View Single Post
 
Old 03-08-2018, 01:14 PM
LouCoatney's Avatar
LouCoatney LouCoatney is offline
Member
 
Join Date: Jul 2010
Location: Flateby, Norway
Posts: 310
Total Downloaded: 56.40 MB
USS Sims class destroyers by Lou Coaney

As some here know, I'm both a military/naval history boardgame player and ergo (for miniatures games) a cardstock model ship builder ... and designer.

In the 1970s, German military miniature manufacturer Wiking did some plastic 1:1250 model ships, as well as their usual metal/lead ones, and plastics are MUCH easier to carry or ship, since being so light they don't weigh so much and so easily break their bonds to get loose and destroy each other.

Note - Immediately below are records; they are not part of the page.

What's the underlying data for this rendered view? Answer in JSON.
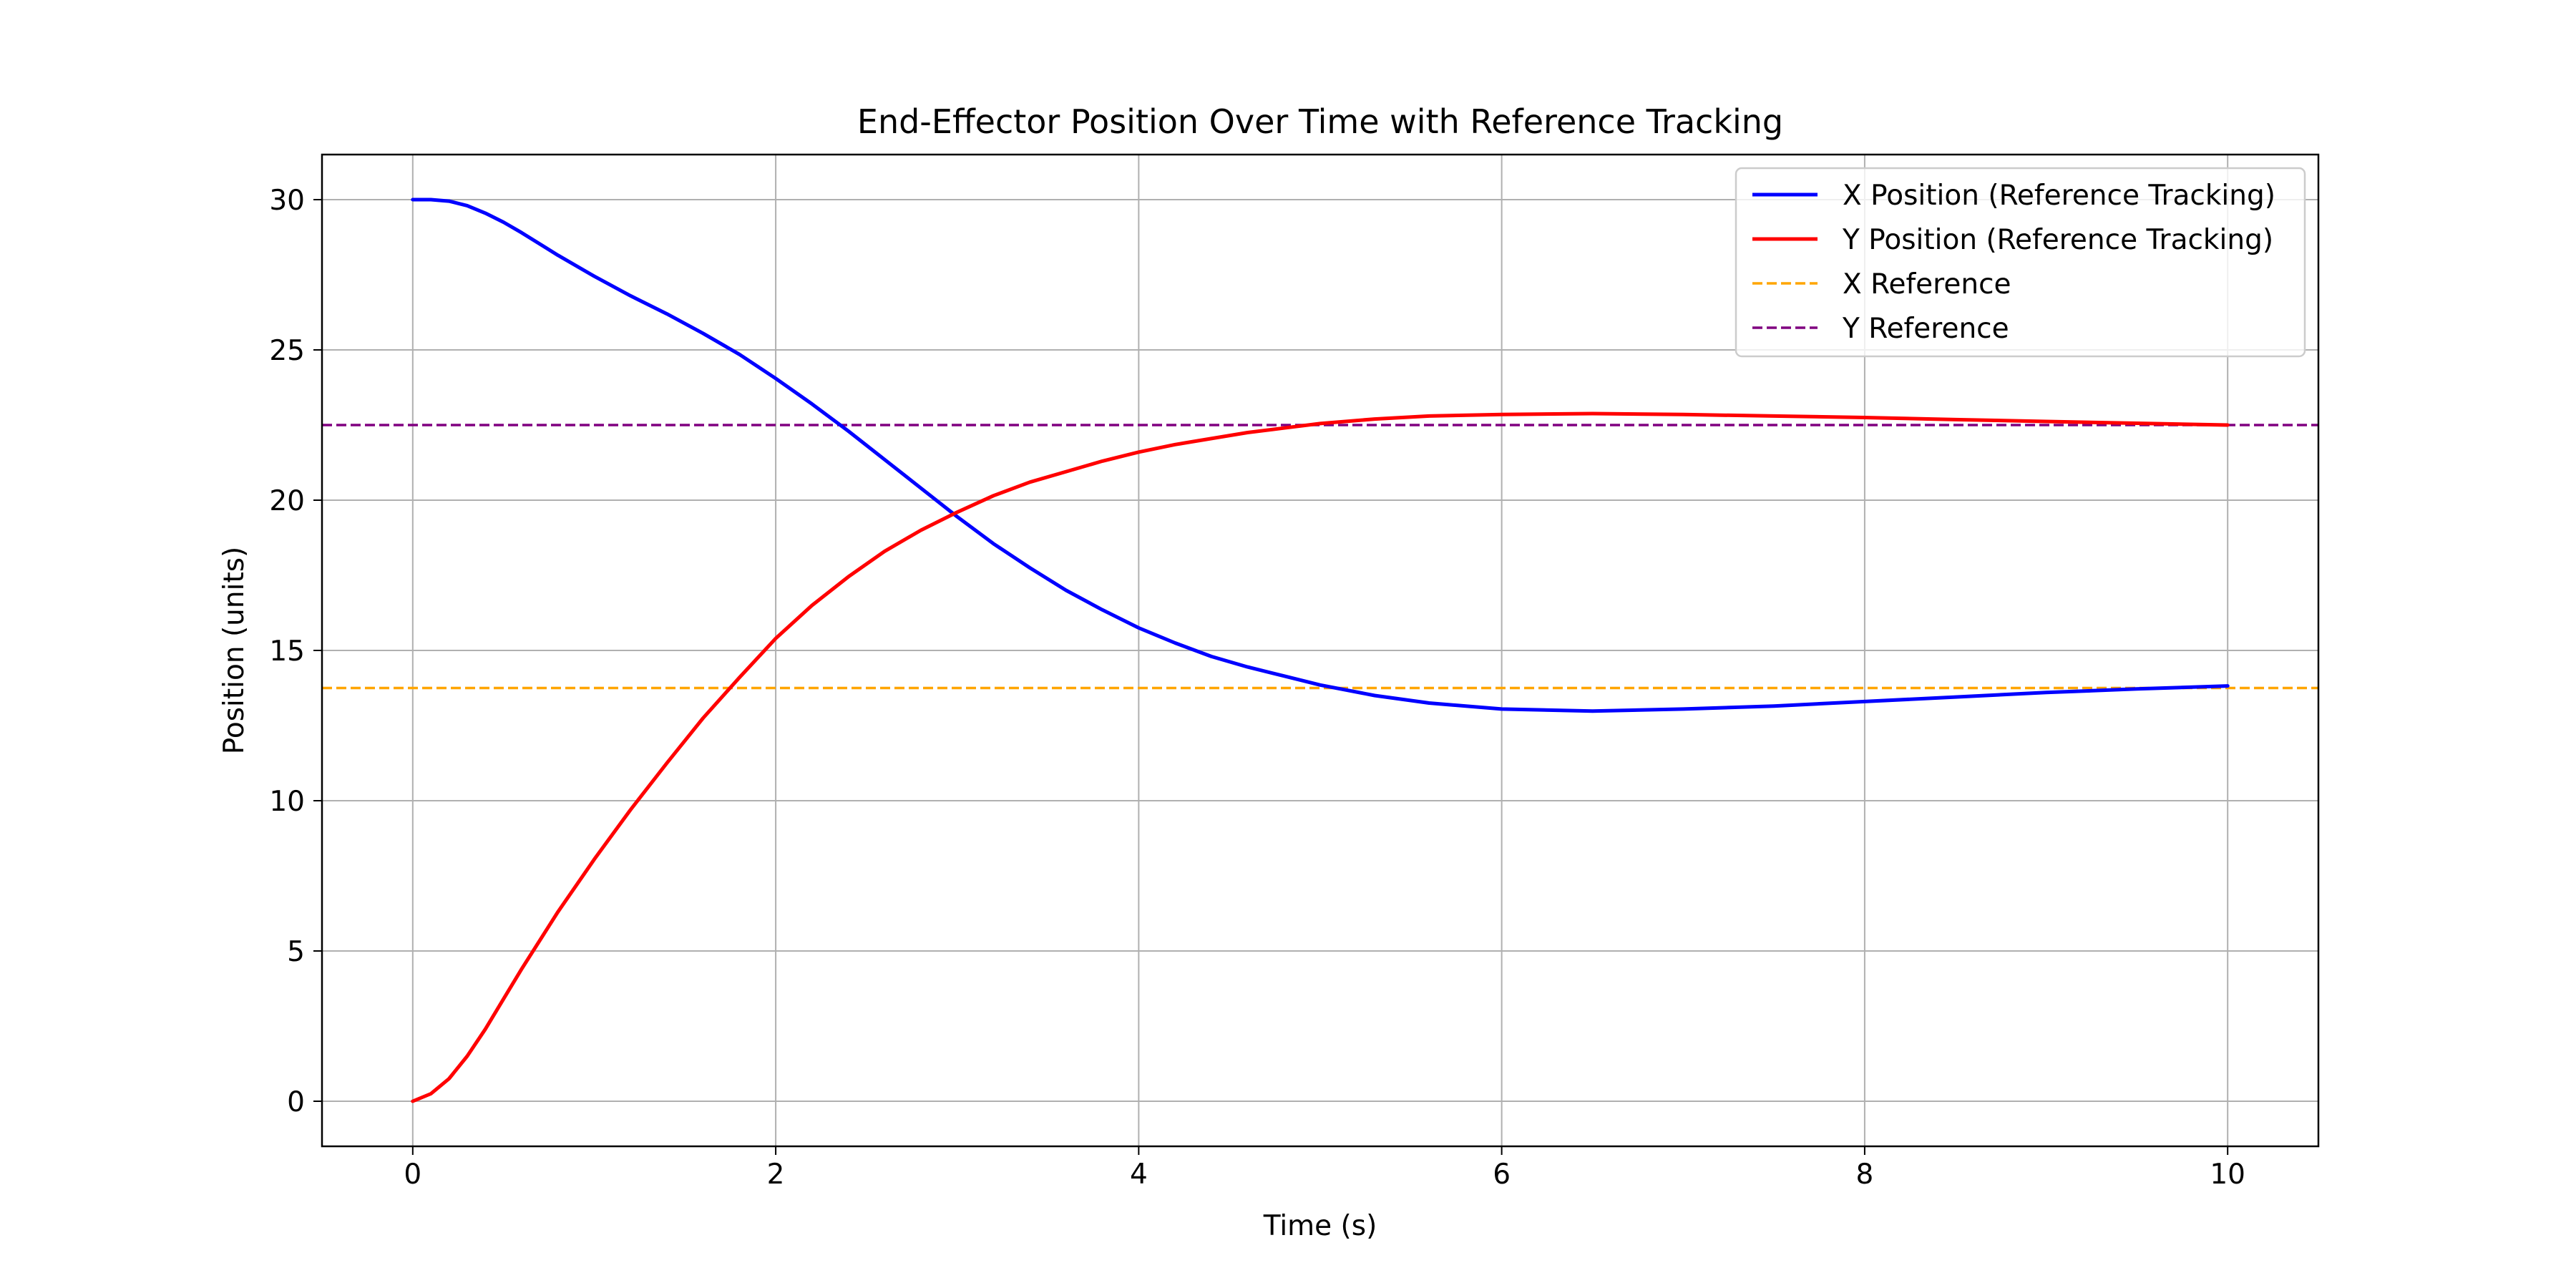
{
  "chart_data": {
    "type": "line",
    "title": "End-Effector Position Over Time with Reference Tracking",
    "xlabel": "Time (s)",
    "ylabel": "Position (units)",
    "xlim": [
      -0.5,
      10.5
    ],
    "ylim": [
      -1.5,
      31.5
    ],
    "xticks": [
      0,
      2,
      4,
      6,
      8,
      10
    ],
    "yticks": [
      0,
      5,
      10,
      15,
      20,
      25,
      30
    ],
    "grid": true,
    "legend_position": "top-right",
    "series": [
      {
        "name": "X Position (Reference Tracking)",
        "color": "#0000ff",
        "style": "solid",
        "x": [
          0,
          0.1,
          0.2,
          0.3,
          0.4,
          0.5,
          0.6,
          0.8,
          1.0,
          1.2,
          1.4,
          1.6,
          1.8,
          2.0,
          2.2,
          2.4,
          2.6,
          2.8,
          3.0,
          3.2,
          3.4,
          3.6,
          3.8,
          4.0,
          4.2,
          4.4,
          4.6,
          4.8,
          5.0,
          5.3,
          5.6,
          6.0,
          6.5,
          7.0,
          7.5,
          8.0,
          8.5,
          9.0,
          9.5,
          10.0
        ],
        "y": [
          30.0,
          30.0,
          29.95,
          29.8,
          29.55,
          29.25,
          28.9,
          28.15,
          27.45,
          26.8,
          26.2,
          25.55,
          24.85,
          24.05,
          23.2,
          22.3,
          21.35,
          20.4,
          19.45,
          18.55,
          17.75,
          17.0,
          16.35,
          15.75,
          15.25,
          14.8,
          14.45,
          14.15,
          13.85,
          13.5,
          13.25,
          13.05,
          12.98,
          13.05,
          13.15,
          13.3,
          13.45,
          13.6,
          13.72,
          13.82
        ]
      },
      {
        "name": "Y Position (Reference Tracking)",
        "color": "#ff0000",
        "style": "solid",
        "x": [
          0,
          0.1,
          0.2,
          0.3,
          0.4,
          0.5,
          0.6,
          0.8,
          1.0,
          1.2,
          1.4,
          1.6,
          1.8,
          2.0,
          2.2,
          2.4,
          2.6,
          2.8,
          3.0,
          3.2,
          3.4,
          3.6,
          3.8,
          4.0,
          4.2,
          4.4,
          4.6,
          4.8,
          5.0,
          5.3,
          5.6,
          6.0,
          6.5,
          7.0,
          7.5,
          8.0,
          8.5,
          9.0,
          9.5,
          10.0
        ],
        "y": [
          0.0,
          0.25,
          0.75,
          1.5,
          2.4,
          3.4,
          4.4,
          6.3,
          8.05,
          9.7,
          11.25,
          12.75,
          14.1,
          15.4,
          16.5,
          17.45,
          18.3,
          19.0,
          19.6,
          20.15,
          20.6,
          20.95,
          21.3,
          21.6,
          21.85,
          22.05,
          22.25,
          22.4,
          22.55,
          22.7,
          22.8,
          22.85,
          22.88,
          22.85,
          22.8,
          22.75,
          22.68,
          22.62,
          22.56,
          22.5
        ]
      },
      {
        "name": "X Reference",
        "color": "#ffa500",
        "style": "dashed",
        "value": 13.75
      },
      {
        "name": "Y Reference",
        "color": "#800080",
        "style": "dashed",
        "value": 22.5
      }
    ]
  }
}
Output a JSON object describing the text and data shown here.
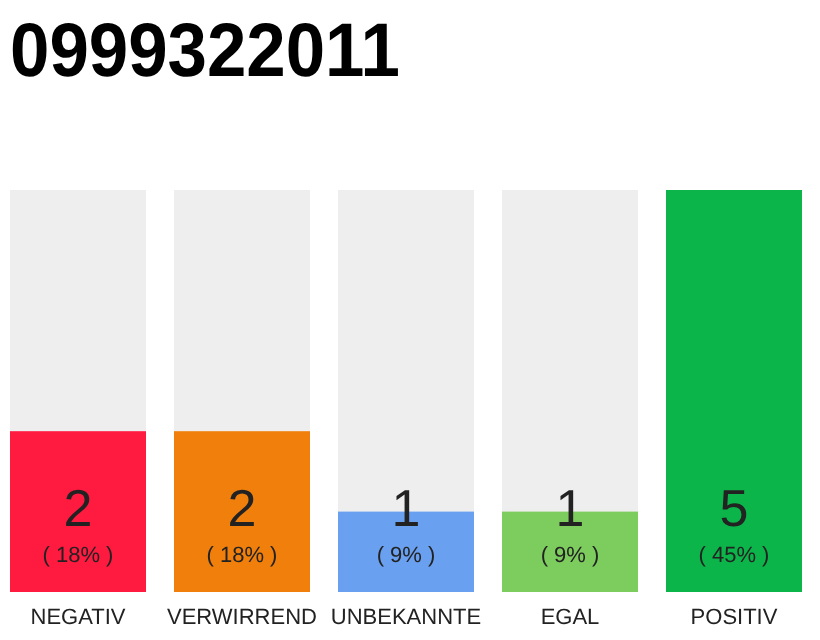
{
  "chart_data": {
    "type": "bar",
    "title": "0999322011",
    "categories": [
      "NEGATIV",
      "VERWIRREND",
      "UNBEKANNTE",
      "EGAL",
      "POSITIV"
    ],
    "values": [
      2,
      2,
      1,
      1,
      5
    ],
    "colors": [
      "#ff1a40",
      "#f07f0c",
      "#6aa0f0",
      "#7dcc5e",
      "#0bb54a"
    ],
    "ylim": [
      0,
      5
    ],
    "tick_labels": "x",
    "data_labels": true,
    "annotations": [
      "( 18% )",
      "( 18% )",
      "( 9% )",
      "( 9% )",
      "( 45% )"
    ]
  }
}
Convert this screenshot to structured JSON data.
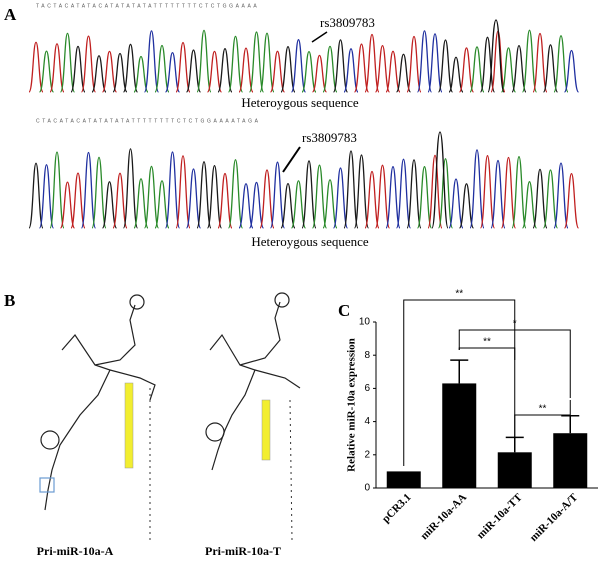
{
  "panel_a": {
    "label": "A",
    "top": {
      "sequence": "TACTACATATACATATATATATTTTTTTTCTCTGGAAAA",
      "snp": "rs3809783",
      "caption": "Heteroygous sequence"
    },
    "bottom": {
      "sequence": "CTACATACATATATATATTTTTTTTCTCTGGAAAATAGA",
      "snp": "rs3809783",
      "caption": "Heteroygous sequence"
    }
  },
  "panel_b": {
    "label": "B",
    "structures": [
      "Pri-miR-10a-A",
      "Pri-miR-10a-T"
    ]
  },
  "panel_c": {
    "label": "C"
  },
  "chart_data": {
    "type": "bar",
    "ylabel": "Relative miR-10a expression",
    "categories": [
      "pCR3.1",
      "miR-10a-AA",
      "miR-10a-TT",
      "miR-10a-A/T"
    ],
    "values": [
      1.0,
      6.3,
      2.15,
      3.3
    ],
    "errors": [
      0,
      1.4,
      0.9,
      1.05
    ],
    "color": "#000000",
    "ylim": [
      0,
      10
    ],
    "yticks": [
      0,
      2,
      4,
      6,
      8,
      10
    ],
    "annotations": [
      "**",
      "*",
      "**",
      "**"
    ]
  }
}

I have just scored BIG on eBay and gotten a slew of Wiking plastic battleships and cruisers, some Americans, Italians, and British, as well as German. I already have plenty of the Wiking prreWW2 Galster class destroyers, but Wiking's Italian Navigatori class destroyers are virtually museum pieces and WAY beyond anyone's price limit.

And the price of 3-D-printed 1:1200-1250 destroyers is too high too.

So I have again tried to fill the void, first with the American Sims class destroyers. Someone remarked under the thread about the F3F Wildcat being built, that CV-2 Lexington has just been found at the bottom of the Coral Sea. (I have Lexington and Yorktown paired together on a unit in my free print-and-play boardgame Pacific War Naval Chess Game.)

Anyway, here are 8 of the *un-test-built* Sims at 1:1200 (letter paper sheet size) or 1:1250 (A4/international size). (I've already done the ModelCAD testbuild at 1:700, and it was perfect. I'm working on the .png/.jpg now.)

They *can* be built, if your eyes are as good as mine are at 71.